The legal industry can learn from the #MeToo movement
Over the past few months, the #MeToo movement has claimed the reputations of many iconic personalities and brands. The downfall of seemingly untouchable public figures, from Harvey Weinstein to Louis CK (and the list keeps growing), has emboldened a wave of women (and some men) to share their experiences of sexual harassment and abuse.
Most of the stories involve obvious power imbalances: an aspiring actress, intern, or staff member victimized and targeted by men in massive power. One might assume that lawyers are less vulnerable to such dynamics, after all, lawyers are the professionals trained to defend others.
Relatively, however, women in the law face some of the greatest power imbalances, for example, a student or junior associate has no power compared to a rainmaking partner. Our industry isn’t immune to horrific, systemic behavior. For instance, abovethelaw.com has an entire section devoted to sharing #MeToo related stories called, The Pink Ghetto. Posted stories include allegations ranging from unwanted drunken propositions at Christmas parties to full-fledged sexual assault on business trips.
The #MeToo movement offers an opportune time for the legal industry to pause and consider its status quo and how to innovate better approaches to tackle sexual harassment both internally and externally.
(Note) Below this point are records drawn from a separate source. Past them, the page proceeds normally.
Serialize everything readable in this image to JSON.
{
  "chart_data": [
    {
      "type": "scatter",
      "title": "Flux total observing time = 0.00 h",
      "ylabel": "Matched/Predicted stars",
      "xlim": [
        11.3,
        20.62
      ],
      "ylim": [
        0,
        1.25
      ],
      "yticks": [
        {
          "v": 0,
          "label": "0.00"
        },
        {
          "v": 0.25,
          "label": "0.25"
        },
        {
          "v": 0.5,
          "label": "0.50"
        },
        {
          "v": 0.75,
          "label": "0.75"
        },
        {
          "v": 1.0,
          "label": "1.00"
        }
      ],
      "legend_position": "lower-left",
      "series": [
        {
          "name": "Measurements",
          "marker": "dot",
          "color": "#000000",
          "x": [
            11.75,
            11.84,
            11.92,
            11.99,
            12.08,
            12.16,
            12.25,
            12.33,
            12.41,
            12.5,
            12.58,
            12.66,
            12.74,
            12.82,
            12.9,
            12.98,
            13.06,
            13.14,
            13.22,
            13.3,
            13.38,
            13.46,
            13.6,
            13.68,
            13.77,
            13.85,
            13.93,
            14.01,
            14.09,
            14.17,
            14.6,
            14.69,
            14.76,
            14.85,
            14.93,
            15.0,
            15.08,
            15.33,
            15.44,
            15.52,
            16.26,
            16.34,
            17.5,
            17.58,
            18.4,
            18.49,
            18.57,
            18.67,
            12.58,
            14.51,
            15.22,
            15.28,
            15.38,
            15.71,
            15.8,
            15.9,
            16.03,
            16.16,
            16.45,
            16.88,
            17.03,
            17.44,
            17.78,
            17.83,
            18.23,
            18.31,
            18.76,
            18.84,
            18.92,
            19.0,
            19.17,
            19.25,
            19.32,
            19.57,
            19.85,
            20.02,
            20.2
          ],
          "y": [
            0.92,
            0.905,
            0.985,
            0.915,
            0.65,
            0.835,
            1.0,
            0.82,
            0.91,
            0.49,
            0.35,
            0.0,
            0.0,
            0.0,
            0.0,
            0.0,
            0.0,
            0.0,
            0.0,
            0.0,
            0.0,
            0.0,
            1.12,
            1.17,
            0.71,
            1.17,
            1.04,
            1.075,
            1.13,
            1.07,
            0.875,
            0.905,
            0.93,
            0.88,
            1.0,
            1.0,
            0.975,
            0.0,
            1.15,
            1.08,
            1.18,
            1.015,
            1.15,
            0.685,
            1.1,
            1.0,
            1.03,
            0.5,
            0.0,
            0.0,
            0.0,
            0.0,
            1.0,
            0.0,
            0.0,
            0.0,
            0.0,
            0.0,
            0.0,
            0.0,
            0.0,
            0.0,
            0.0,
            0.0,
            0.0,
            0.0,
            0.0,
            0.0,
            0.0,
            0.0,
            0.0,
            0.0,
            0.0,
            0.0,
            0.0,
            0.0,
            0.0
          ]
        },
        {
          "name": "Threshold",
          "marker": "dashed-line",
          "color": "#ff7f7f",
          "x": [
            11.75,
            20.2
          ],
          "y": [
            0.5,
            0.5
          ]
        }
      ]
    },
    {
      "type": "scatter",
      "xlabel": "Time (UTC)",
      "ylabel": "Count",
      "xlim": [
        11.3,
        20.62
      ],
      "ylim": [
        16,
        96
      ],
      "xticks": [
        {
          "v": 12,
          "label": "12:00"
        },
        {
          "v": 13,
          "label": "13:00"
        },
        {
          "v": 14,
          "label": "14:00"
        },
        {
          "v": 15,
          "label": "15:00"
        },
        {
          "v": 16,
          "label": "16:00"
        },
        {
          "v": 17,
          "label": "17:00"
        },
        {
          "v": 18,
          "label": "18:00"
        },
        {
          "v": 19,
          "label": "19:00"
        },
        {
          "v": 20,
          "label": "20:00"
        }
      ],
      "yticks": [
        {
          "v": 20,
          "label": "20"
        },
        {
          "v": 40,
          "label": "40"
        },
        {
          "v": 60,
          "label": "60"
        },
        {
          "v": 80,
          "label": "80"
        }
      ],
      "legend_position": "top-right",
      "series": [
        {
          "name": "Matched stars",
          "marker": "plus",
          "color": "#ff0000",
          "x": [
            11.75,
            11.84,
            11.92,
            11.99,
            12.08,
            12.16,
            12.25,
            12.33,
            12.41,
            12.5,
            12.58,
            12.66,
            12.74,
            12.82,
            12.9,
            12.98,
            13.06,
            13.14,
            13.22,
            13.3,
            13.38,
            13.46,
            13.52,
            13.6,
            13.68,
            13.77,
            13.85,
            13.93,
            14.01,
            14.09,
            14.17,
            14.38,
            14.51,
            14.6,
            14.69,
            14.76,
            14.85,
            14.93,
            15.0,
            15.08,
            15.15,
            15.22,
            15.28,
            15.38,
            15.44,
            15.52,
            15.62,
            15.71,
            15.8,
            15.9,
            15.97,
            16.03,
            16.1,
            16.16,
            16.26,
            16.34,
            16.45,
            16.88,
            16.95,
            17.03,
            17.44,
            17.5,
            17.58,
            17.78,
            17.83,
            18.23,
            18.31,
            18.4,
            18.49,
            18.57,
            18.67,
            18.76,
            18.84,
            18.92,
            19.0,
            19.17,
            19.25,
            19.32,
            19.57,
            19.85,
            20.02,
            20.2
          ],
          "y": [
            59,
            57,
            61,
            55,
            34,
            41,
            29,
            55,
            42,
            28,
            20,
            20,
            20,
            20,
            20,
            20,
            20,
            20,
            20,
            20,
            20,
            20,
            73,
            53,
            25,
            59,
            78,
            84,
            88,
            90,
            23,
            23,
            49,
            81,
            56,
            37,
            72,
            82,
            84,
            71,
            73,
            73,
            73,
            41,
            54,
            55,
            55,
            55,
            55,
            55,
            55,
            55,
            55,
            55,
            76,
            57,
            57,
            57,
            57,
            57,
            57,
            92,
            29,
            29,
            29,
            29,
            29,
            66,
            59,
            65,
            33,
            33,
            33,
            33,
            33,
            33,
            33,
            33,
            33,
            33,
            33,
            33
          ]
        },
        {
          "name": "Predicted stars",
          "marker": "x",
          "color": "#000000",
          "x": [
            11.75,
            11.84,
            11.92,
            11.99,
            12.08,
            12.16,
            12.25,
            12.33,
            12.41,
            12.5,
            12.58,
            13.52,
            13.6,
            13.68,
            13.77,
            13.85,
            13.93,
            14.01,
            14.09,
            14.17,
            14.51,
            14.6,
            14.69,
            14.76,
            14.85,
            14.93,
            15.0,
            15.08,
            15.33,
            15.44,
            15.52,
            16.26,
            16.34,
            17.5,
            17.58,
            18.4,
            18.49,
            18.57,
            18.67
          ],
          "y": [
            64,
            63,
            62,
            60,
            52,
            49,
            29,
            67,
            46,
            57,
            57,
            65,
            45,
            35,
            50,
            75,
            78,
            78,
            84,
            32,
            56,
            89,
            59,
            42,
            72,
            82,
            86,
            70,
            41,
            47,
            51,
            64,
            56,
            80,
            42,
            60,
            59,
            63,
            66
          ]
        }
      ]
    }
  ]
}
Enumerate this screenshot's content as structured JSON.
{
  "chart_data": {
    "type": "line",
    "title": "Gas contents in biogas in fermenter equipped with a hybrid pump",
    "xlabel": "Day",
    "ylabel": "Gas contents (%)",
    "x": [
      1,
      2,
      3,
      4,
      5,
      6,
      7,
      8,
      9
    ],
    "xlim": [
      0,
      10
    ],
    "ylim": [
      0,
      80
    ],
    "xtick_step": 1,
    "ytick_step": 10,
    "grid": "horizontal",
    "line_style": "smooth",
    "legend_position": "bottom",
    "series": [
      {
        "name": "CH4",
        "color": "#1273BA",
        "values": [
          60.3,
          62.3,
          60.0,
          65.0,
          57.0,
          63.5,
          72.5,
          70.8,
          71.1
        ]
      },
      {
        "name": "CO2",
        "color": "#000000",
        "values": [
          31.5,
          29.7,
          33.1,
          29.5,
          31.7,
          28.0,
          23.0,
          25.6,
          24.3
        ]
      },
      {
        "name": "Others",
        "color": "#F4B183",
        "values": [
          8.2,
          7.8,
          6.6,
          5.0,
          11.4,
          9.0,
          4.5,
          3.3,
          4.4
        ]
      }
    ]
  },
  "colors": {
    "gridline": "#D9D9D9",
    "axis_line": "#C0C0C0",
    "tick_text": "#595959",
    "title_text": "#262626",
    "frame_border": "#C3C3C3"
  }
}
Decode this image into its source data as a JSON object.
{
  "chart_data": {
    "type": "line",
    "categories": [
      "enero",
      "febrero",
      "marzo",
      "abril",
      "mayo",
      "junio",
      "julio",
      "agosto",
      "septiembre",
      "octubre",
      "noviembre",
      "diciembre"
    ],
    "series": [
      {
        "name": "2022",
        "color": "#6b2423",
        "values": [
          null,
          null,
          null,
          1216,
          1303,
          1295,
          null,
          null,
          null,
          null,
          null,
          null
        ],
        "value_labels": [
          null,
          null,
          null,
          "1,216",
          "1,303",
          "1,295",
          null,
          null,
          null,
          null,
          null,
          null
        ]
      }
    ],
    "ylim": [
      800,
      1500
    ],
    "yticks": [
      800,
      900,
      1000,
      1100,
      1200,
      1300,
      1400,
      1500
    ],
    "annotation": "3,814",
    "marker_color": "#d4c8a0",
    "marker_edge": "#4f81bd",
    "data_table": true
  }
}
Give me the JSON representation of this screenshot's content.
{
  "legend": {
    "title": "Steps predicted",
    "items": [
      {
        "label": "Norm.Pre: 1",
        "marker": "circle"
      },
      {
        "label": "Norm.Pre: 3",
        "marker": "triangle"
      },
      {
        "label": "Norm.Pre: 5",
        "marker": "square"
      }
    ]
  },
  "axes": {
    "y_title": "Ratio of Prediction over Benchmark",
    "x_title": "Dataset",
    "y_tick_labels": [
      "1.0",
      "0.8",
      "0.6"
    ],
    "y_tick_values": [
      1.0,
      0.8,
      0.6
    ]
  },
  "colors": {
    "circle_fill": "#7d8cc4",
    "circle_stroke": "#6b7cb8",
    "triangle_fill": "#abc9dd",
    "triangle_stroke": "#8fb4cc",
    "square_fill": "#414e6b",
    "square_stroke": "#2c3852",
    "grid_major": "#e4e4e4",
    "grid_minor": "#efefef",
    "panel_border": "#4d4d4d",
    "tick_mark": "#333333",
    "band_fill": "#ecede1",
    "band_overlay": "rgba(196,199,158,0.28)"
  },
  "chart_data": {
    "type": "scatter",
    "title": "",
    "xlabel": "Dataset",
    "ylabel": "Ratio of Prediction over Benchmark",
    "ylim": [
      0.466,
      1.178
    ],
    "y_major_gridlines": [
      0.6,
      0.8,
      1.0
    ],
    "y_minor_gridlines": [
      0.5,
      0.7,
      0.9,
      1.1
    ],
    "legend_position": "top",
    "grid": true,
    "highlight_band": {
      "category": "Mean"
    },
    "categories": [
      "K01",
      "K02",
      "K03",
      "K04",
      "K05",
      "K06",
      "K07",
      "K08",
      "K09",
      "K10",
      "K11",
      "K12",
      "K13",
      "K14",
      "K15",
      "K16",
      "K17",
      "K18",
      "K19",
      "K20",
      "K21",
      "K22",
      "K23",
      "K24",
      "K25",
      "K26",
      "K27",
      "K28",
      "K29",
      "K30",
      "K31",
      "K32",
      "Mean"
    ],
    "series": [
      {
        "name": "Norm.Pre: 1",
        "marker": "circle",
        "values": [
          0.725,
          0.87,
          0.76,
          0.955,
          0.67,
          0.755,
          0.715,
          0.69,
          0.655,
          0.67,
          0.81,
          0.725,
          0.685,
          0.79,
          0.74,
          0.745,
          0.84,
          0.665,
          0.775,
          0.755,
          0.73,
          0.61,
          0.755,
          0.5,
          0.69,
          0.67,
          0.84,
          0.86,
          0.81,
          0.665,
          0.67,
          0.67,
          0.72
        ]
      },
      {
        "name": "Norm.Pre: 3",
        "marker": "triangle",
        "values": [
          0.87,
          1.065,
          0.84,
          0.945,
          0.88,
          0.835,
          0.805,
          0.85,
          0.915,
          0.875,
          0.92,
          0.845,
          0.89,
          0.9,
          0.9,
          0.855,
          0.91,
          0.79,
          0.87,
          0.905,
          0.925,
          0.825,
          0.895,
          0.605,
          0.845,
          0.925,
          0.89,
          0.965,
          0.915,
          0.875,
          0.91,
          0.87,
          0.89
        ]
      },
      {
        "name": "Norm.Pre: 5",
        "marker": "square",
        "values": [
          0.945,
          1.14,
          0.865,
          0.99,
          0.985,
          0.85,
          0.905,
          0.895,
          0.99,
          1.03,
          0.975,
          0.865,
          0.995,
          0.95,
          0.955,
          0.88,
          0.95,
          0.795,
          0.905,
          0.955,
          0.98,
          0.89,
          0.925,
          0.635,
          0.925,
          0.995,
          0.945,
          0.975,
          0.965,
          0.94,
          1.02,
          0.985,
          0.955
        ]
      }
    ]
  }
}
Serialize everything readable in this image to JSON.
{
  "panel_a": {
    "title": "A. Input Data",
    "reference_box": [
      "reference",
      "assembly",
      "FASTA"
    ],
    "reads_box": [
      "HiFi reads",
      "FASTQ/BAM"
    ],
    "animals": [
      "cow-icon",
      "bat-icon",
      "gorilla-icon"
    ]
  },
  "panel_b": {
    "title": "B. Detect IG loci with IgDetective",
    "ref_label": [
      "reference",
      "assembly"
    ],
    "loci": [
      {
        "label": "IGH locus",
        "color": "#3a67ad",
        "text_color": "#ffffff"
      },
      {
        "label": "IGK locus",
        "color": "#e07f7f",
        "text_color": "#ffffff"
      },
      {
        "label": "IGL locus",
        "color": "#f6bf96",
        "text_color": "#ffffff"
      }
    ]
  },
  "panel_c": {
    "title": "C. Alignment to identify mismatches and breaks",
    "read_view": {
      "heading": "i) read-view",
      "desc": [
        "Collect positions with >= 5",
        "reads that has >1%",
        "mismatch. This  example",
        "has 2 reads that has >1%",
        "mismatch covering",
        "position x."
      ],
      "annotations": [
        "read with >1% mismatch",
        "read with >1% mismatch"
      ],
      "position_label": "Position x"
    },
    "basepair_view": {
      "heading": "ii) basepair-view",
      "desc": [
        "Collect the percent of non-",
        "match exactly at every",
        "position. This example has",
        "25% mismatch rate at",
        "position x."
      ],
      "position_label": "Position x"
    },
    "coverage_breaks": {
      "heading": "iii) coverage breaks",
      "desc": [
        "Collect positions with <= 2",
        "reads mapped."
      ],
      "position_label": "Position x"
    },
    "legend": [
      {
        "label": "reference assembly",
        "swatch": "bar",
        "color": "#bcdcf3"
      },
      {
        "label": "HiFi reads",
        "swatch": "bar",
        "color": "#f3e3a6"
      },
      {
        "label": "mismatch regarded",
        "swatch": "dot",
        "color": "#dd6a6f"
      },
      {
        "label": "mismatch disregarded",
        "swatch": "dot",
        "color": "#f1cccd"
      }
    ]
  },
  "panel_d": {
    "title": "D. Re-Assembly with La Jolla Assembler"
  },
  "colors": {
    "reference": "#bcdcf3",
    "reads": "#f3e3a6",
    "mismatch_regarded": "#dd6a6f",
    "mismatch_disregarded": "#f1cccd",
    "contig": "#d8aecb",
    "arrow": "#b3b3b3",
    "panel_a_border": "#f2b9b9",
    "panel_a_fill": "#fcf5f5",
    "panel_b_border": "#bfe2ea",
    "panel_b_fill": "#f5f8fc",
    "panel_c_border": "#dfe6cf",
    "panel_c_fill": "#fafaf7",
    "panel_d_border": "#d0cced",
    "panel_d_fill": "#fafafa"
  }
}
The market is demanding change, with prominent investors backing start-ups such as tequitable.com, workbravely.com, allvoices.co aiming to empower victims through various tools including confidential third-party counselling to the aggregation of anonymous complaints.
One story listed in The Pink Ghetto is titled “Who Do You Believe, a Drunk Law Student or Powerful Partner?” What processes does your law firm have in place to ensure a student in this situation even has a chance to be heard? What needs to improve? Those who are on the leading edge of creating and implementing solutions will not only better attract and retain talent but will also be empowered to share their own successes with current and prospective clients.